Primary Sjogren's Syndrome (SS) is a common, debilitating disease characterized by lymphocytic infiltrates in exocrine tissue. Understanding of SS pathogenesis and development of effective biologic therapies for SS have been hampered by a lack of strategies for deciphering the specificities and differentiation states of antigen-specific T cells in the targeted tissue. We are in a unique position to address this important challenge due to i) establishment of the successful OMRF Sjogren's Research Clinic, ii) available expertise in proteomics and single cell RT-PCR of lymphocyte receptors, iii) recent discovery of HLA DR3-restricted T cell epitopes of the canonical SS autoantigens and iv) recruitment of strong collaborators who will work with us to transfer a novel T cell receptor (TCR) RNA transfection technology from the field of cancer to autoimmunity. Novel biologic therapies directed against new pathogenic T helper (Th) cell types including Th17 and T follicular helper (TFH) cells are being developed and could be applied to SS if predominant Th differentiation states in SS were known. In Aim 1 we will use a systematic single cell RT-PCR approach to characterize the TCR repertoire of CD4+ and CD8+ T cells isolated from paired labial salivary gland (SG) biopsy and peripheral blood (PB) samples of SS patients. Evaluation of these data for evidence of T cell clonal expansion and common TCR segment usage or CDRS motifs will disclose evidence for or against involvement of CD8+ T cells in SS and will identify CD4+ or CD8+ TCRs that are expanded in situ within the inflammatory lesion. In Aim 2, we will synthesize and validate DRS tetramer reagents that will detect Th cells specific for the primary known SS autoantigens Ro/SS-A and La/SS-B. These reagents will be exploited to quantify the frequency of these cells and to determine their predominant memory and Th differentiation states in SG and PB. The relationship(s) of these features to serum Type I interferon activity and measures of disease are expected to lead to insights into SS pathogenesis. In Aim S we will use a proteomic approach to identify SG antigens recognized by T cells that are clonally expanded in SG of SS patients, a strategy made feasible by the robust TCR RNA transfection technique of our collaborators.

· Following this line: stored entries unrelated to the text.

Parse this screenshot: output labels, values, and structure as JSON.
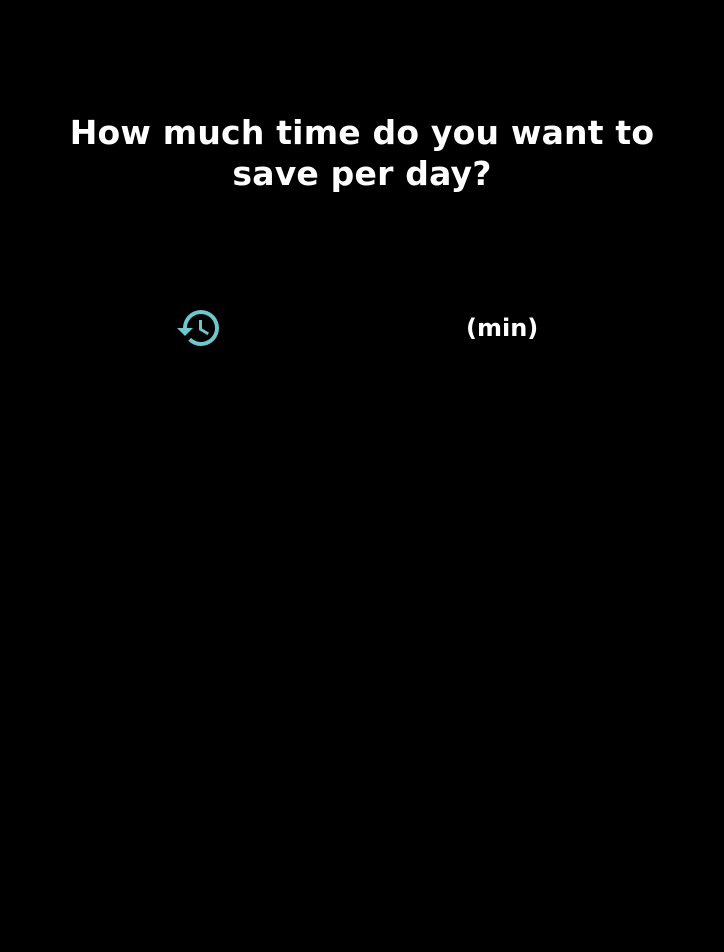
{
  "question": {
    "title": "How much time do you want to save per day?"
  },
  "time_input": {
    "icon": "history-icon",
    "value": "",
    "unit_label": "(min)"
  },
  "colors": {
    "background": "#000000",
    "text": "#ffffff",
    "accent": "#6ec6cf"
  }
}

原发性干燥综合征 (SS) 是一种常见的使人衰弱的疾病，其特征是外分泌组织中淋巴细胞浸润。由于缺乏破译靶组织中抗原特异性 T 细胞的特异性和分化状态的策略，对 SS 发病机制的理解和有效的 SS 生物疗法的开发受到阻碍。我们在应对这一重要挑战方面处于独特的地位，因为 i) 成功建立了 OMRF Sjogren 的研究诊所，ii) 拥有蛋白质组学和淋巴细胞受体单细胞 RT-PCR 方面的专业知识，iii) 最近发现了 HLA DR3 限制性 T 典型 SS 自身抗原的细胞表位，以及 iv) 招募强有力的合作者，他们将与我们合作，将新型 T 细胞受体 (TCR) RNA 转染技术从癌症领域转移到自身免疫领域。针对新的致病性 T 辅助 (Th) 细胞类型（包括 Th17 和滤泡辅助 T (TFH) 细胞）的新型生物疗法正在开发中，如果已知 SS 中的主要 Th 分化状态，则可以将其应用于 SS。在目标 1 中，我们将使用系统的单细胞 RT-PCR 方法来 描述从 SS 患者的配对唇唾液腺 (SG) 活检和外周血 (PB) 样本中分离出的 CD4+ 和 CD8+ T 细胞的 TCR 库。对这些数据进行评估以获取 T 细胞克隆扩增和常见 TCR 片段使用或 CDRS 基序的证据，将揭示支持或反对 SS 中 CD8+ T 细胞参与的证据，并将识别在炎症病变内原位扩增的 CD4+ 或 CD8+ TCR。在目标 2 中，我们将合成并验证 DRS 四聚体试剂，该试剂将检测对主要已知 SS 自身抗原 Ro/SS-A 和 La/SS-B 具有特异性的 Th 细胞。这些试剂将用于量化这些细胞的频率并确定它们在 SG 和 PB 中的主要记忆和 Th 分化状态。这些特征与血清 I 型干扰素活性和疾病测量的关系预计将有助于深入了解 SS 发病机制。在 Aim S 中，我们将使用蛋白质组学方法来鉴定 SS 患者 SG 中克隆扩增的 T 细胞识别的 SG 抗原，我们合作者强大的 TCR RNA 转染技术使这一策略变得可行。